North Brooklyn is about to have the trash taken out.
Mayor Bloomberg and Governor Paterson announced last week nearly $220 million in economic stimulus funding for clean water infrastructure projects, including $119 million for three new sludge ships that will replace the 30-year-old ships that have been docked in the East River.
“We have the nation’s most sweeping urban environmental agenda, so we leave our children a greener, healthier city,” said Bloomberg. “The infusion of stimulus dollars for water projects will bolster our aggressive programs and help us improve water quality in our rivers and bays, and reduce flooding in areas that have long suffered from storm water flooding.”
According to city Department of Environmental Protection (DEP) officials,the new ships will make fewer trips each year between the Newtown Creek Wastewater Treatment Plant and the 26th Ward Water Pollution Control Plant, saving the city approximately $19 million in fuel costs.
At a Newtown Creek Monitoring Committee meeting on September 9, DEP officials announced that four bids for the sludge tank contract were received and the city had selected the Louisiana-based Bollinger Shipping to build the boats.Construction of the ships is scheduled to begin January 2010 and should be completed by February 2013.
The sludge boat funding will trigger a chain of events that could lead to the sale of air rights above an MTA-leased lot on Commercial Street in Greenpoint, affordable housing projects along the waterfront, and the funding of anti-tenant harassment assistance in Williamsburg.
“These critical infrastructure improvements are necessary to protect and create jobs, continue to promote a green future for the City of New York, and improve water quality across our city,” said Councilmember David Yassky, who represents the area where the sludge boats will be docked. “It is essential that federal stimulus dollars are spent productively and efficiently, and these projects should go a long way toward that necessary goal.”
Community members and environmental advocates welcomed the news, though NCMC liaison Christine Hollowacz said that it was unclear whether the boats would be constructed in the proposed time line if Newtown Creek is designated a Superfund site.Between 17 million and 30 million gallons of oil have been seeping under North Brooklyn for more than 40 years, though there are several toxic by-products that have been found in the creek which would be eligible for federal remediation under the Superfund program.
“If it does get put on the Superfund priority list, it might affect the permitting process.
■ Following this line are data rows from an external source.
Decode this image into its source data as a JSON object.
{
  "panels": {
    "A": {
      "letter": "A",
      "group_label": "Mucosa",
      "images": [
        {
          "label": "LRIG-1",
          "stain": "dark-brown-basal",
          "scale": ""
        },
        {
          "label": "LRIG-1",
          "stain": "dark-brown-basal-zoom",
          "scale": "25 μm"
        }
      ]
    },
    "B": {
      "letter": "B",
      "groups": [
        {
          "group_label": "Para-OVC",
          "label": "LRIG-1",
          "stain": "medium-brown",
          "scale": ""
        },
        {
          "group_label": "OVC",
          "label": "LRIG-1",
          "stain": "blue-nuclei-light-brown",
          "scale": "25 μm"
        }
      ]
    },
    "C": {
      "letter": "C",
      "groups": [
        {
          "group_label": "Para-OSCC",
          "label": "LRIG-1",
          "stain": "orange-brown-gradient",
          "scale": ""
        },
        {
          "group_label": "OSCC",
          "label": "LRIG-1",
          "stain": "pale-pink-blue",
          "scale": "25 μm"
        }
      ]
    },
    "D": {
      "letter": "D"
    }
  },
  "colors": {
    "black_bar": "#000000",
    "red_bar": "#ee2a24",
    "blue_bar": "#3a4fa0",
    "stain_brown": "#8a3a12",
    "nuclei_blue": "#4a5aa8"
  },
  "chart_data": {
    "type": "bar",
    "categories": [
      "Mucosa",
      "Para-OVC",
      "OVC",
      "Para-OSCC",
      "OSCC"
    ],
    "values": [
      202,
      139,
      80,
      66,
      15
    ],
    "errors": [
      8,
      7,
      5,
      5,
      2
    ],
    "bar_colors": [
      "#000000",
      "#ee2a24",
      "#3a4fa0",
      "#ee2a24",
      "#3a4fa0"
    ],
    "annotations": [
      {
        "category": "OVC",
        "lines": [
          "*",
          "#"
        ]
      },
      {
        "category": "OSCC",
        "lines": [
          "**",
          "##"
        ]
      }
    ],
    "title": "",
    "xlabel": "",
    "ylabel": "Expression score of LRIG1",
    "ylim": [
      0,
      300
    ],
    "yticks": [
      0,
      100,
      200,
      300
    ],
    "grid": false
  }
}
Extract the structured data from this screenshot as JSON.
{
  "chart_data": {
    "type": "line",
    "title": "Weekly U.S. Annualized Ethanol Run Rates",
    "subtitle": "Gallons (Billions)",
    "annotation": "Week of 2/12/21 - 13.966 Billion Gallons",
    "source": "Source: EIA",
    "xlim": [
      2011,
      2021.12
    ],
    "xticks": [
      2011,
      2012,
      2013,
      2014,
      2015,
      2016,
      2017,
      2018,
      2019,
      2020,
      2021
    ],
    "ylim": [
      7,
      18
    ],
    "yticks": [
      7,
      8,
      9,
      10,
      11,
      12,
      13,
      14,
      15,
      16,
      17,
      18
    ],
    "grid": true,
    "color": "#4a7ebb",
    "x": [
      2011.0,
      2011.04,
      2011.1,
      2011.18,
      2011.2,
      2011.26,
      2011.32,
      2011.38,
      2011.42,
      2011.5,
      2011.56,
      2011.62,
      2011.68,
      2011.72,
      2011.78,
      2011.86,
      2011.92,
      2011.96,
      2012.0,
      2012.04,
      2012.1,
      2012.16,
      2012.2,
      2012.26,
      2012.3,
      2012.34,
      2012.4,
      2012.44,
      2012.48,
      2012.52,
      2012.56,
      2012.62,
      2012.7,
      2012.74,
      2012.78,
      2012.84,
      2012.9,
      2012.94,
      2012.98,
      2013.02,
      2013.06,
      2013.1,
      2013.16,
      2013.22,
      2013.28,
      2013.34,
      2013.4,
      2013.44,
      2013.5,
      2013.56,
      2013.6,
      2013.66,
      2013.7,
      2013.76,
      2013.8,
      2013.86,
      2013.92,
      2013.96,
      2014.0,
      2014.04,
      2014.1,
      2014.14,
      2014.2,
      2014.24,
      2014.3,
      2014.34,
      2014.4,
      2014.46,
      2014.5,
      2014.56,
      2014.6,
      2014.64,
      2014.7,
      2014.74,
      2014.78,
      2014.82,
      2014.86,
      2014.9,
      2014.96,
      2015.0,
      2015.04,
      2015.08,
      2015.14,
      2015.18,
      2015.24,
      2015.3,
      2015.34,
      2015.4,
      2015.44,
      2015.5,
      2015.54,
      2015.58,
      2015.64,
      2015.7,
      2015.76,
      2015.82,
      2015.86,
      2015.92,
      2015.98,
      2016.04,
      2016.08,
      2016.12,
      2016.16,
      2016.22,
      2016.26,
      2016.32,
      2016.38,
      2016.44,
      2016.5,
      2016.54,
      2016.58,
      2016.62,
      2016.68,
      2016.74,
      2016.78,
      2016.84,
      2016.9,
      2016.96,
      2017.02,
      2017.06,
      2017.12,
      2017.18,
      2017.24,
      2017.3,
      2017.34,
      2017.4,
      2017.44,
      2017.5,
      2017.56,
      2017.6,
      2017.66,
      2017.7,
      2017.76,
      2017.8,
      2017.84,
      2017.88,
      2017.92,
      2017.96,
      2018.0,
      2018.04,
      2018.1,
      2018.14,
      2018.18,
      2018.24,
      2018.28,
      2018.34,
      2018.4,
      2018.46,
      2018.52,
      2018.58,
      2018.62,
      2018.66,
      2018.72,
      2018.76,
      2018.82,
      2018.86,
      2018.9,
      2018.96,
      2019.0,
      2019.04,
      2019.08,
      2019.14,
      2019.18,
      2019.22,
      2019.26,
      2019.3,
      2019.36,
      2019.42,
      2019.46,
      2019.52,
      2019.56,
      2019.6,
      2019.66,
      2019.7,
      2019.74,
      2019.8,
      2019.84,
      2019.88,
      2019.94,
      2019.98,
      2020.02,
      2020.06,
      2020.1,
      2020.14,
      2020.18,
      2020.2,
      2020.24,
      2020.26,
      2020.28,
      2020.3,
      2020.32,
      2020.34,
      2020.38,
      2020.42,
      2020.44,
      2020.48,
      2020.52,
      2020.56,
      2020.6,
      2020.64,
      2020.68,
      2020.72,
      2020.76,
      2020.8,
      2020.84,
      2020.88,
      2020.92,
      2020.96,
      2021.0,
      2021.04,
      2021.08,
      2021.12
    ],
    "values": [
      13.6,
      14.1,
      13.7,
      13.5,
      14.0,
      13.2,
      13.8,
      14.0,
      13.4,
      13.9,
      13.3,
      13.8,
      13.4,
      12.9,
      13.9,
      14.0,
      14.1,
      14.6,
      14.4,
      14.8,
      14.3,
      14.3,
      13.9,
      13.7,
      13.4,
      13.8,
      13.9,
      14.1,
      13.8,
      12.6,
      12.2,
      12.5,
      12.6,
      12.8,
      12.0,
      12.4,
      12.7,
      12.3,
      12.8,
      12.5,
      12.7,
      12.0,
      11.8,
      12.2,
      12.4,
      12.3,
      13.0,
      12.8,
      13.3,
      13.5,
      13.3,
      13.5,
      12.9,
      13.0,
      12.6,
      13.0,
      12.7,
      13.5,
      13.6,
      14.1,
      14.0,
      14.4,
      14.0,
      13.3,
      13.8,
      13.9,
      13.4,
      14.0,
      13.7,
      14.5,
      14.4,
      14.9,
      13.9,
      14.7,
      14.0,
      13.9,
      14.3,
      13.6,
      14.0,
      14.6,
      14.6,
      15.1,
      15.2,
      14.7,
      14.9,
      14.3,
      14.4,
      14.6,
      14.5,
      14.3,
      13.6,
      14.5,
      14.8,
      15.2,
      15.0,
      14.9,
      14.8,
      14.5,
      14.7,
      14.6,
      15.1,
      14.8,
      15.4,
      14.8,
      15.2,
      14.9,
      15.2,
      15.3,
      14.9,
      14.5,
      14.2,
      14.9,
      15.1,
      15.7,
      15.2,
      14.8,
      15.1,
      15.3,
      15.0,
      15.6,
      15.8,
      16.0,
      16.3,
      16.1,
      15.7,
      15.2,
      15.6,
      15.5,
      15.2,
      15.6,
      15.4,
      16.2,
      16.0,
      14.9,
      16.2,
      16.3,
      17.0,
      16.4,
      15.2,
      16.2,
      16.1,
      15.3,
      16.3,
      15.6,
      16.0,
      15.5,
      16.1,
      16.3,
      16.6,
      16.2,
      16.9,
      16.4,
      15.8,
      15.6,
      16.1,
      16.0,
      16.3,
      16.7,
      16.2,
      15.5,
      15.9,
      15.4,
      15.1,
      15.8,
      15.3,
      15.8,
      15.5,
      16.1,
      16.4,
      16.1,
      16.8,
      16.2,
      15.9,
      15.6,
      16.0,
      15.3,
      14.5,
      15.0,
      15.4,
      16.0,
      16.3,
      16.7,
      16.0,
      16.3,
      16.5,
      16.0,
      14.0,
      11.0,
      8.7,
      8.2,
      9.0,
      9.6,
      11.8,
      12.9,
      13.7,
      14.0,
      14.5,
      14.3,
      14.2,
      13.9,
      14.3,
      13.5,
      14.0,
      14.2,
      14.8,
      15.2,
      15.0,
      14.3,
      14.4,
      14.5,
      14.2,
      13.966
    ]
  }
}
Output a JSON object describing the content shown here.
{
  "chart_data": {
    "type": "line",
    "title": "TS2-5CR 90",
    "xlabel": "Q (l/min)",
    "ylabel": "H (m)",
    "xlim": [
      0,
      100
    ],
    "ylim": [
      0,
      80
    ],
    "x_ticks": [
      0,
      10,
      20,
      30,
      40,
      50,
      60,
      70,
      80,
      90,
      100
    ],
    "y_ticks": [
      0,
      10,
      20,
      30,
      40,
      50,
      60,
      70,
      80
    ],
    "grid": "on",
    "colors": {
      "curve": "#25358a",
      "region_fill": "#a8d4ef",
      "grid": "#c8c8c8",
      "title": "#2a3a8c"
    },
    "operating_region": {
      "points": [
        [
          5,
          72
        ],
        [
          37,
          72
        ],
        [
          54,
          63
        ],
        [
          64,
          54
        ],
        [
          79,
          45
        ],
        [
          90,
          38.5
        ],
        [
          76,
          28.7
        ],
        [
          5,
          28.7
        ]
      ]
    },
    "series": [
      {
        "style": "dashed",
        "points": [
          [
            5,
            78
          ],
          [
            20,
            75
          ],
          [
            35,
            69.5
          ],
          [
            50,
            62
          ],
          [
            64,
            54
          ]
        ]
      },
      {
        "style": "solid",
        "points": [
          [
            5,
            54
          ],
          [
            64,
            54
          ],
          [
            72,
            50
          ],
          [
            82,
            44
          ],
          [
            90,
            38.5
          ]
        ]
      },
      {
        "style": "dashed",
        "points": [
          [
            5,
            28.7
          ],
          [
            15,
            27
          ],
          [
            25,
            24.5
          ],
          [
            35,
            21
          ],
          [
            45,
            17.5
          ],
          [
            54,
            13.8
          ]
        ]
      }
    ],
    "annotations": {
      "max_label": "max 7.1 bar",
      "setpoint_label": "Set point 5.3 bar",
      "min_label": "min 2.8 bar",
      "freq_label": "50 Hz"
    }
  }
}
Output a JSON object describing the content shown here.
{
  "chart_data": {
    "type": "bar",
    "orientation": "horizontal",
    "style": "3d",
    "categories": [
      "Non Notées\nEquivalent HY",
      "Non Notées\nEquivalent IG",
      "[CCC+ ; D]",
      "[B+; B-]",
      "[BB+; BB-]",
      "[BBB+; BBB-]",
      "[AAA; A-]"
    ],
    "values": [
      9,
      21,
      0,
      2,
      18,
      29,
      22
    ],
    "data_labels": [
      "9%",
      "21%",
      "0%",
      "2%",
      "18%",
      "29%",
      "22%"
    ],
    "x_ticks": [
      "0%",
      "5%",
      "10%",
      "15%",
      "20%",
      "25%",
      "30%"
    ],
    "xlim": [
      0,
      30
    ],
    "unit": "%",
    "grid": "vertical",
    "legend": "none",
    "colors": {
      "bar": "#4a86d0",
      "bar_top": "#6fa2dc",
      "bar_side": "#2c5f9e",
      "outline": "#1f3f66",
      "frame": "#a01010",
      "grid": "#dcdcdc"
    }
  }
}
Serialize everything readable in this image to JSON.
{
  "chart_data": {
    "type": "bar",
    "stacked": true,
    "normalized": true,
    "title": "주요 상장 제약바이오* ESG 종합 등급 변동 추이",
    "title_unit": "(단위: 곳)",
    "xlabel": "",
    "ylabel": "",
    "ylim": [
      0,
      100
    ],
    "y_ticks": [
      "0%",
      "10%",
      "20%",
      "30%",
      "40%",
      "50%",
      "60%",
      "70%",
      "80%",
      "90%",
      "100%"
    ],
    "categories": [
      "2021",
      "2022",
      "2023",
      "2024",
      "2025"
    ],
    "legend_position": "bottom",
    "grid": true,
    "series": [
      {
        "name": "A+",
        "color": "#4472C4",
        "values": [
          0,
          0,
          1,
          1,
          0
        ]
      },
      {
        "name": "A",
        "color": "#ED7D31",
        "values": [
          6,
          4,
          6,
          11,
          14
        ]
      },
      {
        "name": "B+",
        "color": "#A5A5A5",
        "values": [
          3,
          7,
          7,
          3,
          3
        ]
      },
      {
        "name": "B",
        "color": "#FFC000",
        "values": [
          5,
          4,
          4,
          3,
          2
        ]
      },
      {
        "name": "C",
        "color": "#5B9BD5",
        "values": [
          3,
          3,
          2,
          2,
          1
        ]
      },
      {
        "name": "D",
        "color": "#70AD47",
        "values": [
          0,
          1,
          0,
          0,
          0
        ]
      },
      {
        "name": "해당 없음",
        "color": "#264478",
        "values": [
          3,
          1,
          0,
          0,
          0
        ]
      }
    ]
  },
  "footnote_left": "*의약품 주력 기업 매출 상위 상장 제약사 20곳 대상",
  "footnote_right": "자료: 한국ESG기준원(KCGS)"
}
We want to make sure it does not slow down this process. We’re talking to the EPA but we’re not getting any answers,” said Hollowacz.
Requests for comment from from the mayor’s office and the EPA regarding the effects of Superfund designation were not returned by press time.
According to EPA Acting Regional Administrator George Pavlou,who added a statement following the mayor’s announcement, the stimulus funding “will benefit communities in every borough, with projects that will make New York City’s wastewater infrastructure more efficient, restore valuable wetlands and help mitigate neighborhood flooding from heavy rains.”